Never liked the Porsche Panamera? We don’t blame you – as its rather hideous rear was flawed. But that’s about to change with the newly revealed version; it’s all-new – and finally, gives us a reason to see why we’d choose it over the rest of the competition. The segment in which it resides happens to boast of some of the most shapely four-door sedan forms you will have ever seen: BMW’s M6 Gran Coupe, Audi’s RS7 and the wedged Mercedes-Benz CLS63. From what appears to be seen, the competition appears brutal, but let’s dig a bit deeper into the new Panamera to see if its about to be king of the segment.
It’s unmistakably Porsche, the moment you set your eyes on it. The typical, sleek 911 lights at the rear, the low-slung silhouette and the lovely side-window openings. The LED headlamps look properly modern – and can also be opted for in different specifications. The new car is slightly larger dimensionally, and has been put together on the principal of the Volkswagen Group’s MSB architecture. And now with all cars fighting the rules of aerodynamics, the new Panamera clearly takes things a step above with its Transformer-like rear-spoiler that opens up interestingly at 128kph; it’s the most advanced spoiler mechanism we’ve seen on a car yet.
On the inside, the Panamera comes with an all-new touchscreen user interface on the centre console, both in the front and rear. The slender instrument cluster packs an analogue central tachometer, with TFT screens on either sides; there’s also a TFT screen just above the central console. The interiors look a lot more lush than before, with a design that seems luxurious and sporty, both. And let’s not forget the Burmester audio system.

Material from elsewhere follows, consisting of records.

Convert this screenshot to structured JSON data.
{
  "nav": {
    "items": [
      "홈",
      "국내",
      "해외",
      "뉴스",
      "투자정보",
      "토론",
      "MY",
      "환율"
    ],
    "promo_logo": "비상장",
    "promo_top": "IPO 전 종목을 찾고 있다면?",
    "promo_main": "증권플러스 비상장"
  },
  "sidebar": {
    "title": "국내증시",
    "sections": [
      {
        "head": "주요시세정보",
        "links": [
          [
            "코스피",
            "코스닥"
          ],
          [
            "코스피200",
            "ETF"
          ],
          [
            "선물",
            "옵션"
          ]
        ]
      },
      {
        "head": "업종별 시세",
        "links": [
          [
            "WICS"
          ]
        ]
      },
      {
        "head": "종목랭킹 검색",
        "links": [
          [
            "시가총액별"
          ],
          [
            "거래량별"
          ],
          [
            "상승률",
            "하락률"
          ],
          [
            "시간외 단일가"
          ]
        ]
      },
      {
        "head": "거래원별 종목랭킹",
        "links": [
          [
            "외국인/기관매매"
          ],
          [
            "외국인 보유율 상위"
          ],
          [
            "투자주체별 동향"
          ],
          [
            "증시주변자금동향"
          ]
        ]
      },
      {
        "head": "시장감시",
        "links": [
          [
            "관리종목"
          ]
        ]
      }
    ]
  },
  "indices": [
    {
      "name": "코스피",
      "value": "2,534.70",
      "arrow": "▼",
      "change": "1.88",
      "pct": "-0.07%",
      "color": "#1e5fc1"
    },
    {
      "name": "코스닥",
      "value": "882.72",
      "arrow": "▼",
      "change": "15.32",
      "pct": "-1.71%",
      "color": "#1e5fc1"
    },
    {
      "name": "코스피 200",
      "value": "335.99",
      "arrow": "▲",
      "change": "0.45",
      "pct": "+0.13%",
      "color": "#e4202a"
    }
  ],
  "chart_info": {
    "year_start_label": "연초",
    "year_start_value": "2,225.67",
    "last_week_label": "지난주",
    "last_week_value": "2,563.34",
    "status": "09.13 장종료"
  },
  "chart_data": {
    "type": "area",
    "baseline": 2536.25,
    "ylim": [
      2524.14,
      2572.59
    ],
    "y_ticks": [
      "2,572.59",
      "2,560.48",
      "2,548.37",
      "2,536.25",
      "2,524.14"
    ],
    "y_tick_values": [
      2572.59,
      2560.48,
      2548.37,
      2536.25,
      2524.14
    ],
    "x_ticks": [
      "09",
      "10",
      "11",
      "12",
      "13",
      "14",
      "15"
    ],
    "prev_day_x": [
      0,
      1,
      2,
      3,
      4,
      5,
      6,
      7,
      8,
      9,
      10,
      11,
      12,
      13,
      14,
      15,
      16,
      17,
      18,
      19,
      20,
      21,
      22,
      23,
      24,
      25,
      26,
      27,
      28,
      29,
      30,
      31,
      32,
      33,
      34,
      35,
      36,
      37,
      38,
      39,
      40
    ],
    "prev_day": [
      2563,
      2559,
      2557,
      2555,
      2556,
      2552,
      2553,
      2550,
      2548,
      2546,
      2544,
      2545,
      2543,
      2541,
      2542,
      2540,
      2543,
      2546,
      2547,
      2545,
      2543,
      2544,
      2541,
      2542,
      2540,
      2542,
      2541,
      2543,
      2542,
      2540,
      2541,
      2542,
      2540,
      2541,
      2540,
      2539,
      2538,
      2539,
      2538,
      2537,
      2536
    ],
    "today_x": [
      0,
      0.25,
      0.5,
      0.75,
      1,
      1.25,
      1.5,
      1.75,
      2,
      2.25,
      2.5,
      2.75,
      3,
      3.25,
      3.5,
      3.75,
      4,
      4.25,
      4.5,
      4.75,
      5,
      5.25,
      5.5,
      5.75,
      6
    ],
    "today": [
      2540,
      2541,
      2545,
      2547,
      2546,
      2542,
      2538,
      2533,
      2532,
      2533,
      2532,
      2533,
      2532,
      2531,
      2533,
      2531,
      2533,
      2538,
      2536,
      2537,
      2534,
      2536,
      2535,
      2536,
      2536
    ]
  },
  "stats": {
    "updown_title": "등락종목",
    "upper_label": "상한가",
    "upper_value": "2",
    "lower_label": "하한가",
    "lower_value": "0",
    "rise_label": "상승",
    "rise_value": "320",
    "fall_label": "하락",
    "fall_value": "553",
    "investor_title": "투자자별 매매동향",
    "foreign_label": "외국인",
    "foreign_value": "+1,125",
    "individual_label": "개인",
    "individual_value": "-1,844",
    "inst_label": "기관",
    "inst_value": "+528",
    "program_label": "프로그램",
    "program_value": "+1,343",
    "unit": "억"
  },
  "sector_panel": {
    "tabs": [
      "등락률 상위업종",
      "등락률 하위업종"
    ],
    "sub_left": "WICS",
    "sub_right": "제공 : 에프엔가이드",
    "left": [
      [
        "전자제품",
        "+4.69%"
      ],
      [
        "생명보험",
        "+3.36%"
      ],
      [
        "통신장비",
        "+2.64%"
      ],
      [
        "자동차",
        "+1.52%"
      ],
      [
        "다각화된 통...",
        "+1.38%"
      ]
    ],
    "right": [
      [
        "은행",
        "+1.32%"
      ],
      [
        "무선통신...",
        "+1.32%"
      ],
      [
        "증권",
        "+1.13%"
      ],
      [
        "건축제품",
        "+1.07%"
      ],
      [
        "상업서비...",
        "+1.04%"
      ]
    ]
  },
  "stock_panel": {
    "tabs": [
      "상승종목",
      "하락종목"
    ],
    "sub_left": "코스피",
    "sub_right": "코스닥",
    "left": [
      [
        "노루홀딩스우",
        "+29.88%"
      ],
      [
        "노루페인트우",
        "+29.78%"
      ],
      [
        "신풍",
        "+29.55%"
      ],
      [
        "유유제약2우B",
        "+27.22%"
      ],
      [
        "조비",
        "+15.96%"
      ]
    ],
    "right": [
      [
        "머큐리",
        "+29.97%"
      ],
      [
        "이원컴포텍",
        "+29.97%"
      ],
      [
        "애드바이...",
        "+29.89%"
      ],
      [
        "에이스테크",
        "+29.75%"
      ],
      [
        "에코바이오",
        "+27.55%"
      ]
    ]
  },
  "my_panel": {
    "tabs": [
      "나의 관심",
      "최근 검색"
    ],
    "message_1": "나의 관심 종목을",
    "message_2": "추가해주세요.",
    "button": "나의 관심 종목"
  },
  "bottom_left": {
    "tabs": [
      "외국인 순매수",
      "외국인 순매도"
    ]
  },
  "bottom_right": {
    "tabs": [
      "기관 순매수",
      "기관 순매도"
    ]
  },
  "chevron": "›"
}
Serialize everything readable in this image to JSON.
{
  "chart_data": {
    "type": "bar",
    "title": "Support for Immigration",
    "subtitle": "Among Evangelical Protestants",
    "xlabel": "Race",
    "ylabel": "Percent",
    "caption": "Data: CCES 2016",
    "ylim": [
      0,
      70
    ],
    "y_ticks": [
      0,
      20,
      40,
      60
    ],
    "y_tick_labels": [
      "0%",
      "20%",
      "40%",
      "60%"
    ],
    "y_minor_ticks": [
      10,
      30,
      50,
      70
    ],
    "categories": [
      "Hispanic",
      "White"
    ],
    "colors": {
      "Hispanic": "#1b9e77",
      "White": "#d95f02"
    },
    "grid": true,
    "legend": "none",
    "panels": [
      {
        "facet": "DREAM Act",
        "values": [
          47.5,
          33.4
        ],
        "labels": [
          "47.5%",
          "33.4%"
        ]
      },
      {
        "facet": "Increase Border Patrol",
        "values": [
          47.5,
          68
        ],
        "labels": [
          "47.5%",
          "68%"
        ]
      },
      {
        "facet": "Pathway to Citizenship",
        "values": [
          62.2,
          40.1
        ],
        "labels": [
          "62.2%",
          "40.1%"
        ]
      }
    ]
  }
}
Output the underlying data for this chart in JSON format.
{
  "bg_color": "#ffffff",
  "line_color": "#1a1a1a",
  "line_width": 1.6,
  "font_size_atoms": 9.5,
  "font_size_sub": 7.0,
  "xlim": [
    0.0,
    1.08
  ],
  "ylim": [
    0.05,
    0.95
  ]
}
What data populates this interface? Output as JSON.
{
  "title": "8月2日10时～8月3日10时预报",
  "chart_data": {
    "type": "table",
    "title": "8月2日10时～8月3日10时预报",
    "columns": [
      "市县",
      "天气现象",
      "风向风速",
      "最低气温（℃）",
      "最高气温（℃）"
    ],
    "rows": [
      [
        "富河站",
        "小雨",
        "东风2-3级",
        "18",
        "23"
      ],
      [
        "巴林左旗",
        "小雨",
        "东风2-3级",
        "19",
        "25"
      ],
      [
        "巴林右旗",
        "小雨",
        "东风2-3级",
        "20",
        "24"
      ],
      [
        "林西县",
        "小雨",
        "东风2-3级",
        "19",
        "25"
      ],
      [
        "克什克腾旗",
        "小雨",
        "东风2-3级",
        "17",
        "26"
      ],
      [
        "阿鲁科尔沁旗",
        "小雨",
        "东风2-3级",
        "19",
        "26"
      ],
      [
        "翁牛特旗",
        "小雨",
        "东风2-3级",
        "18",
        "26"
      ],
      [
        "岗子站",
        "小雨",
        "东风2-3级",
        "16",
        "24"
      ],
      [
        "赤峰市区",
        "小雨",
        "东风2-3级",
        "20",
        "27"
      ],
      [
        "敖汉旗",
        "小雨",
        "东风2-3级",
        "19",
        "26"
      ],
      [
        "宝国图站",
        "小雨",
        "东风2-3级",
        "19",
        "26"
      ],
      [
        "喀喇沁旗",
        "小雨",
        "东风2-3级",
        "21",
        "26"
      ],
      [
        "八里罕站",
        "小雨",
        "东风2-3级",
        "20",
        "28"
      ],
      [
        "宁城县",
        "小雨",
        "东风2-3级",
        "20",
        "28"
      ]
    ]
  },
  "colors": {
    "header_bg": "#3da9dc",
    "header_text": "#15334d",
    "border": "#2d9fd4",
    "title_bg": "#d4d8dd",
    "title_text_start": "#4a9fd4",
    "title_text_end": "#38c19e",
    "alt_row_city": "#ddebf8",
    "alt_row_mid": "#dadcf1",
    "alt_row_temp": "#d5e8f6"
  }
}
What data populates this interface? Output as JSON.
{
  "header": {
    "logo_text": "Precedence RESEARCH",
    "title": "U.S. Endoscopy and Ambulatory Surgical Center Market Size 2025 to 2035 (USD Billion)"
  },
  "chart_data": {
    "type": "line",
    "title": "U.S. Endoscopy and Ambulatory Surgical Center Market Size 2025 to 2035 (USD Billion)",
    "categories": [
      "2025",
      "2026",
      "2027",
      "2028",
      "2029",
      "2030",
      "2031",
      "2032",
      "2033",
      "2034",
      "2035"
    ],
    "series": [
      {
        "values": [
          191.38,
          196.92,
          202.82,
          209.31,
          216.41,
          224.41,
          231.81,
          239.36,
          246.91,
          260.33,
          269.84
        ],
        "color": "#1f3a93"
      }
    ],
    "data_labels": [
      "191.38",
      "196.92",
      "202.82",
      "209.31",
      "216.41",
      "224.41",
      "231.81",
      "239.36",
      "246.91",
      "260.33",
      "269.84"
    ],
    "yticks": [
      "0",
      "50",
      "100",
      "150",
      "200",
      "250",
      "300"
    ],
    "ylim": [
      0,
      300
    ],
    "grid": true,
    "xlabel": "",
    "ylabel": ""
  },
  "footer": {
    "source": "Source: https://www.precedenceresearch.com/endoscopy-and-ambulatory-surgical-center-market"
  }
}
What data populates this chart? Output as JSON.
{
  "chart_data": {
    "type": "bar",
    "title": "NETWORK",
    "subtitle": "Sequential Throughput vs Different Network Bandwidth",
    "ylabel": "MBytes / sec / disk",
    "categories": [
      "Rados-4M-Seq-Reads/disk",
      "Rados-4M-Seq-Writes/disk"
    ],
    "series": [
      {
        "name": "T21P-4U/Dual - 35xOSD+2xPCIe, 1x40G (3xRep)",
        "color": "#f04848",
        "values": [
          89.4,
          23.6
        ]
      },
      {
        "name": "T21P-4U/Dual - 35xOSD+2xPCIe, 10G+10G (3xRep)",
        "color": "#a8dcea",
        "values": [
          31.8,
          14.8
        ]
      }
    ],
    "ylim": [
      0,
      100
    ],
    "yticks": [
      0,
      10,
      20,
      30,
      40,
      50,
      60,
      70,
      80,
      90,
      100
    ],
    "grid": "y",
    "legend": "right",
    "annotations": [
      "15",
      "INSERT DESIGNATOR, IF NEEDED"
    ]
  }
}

This new ‘family Porsche’ will be available with a rear-or all-wheel-drive layout. All-new engines come in the form a 550hp 4.0-litre, twin-turbo V8 for the Panamera Turbo, a 422hp 4.0-litre V8 turbo diesel, a 440hp 2.9-litre V6 for the Panamera 4S, a 350hp 3.0-litre V6 Turbo petrol and a 3.0-litre V6 TDI. We look forward to all the Panameras coming with all-wheel-drive, with power being sent via a ZF-sourced 8-speed dual-clutch automatic. The Panamera Turbo can do a naught to 100 in just 3.8 secs, and with the Sport Chrono package – it will do it in 3.5 secs.
The new Panamera will not be cheap, targeting those customers who’ve already got a range of other sportscars at home. We can’t wait to get our hands on what is arguably going to be the fastest four-door saloon in the world.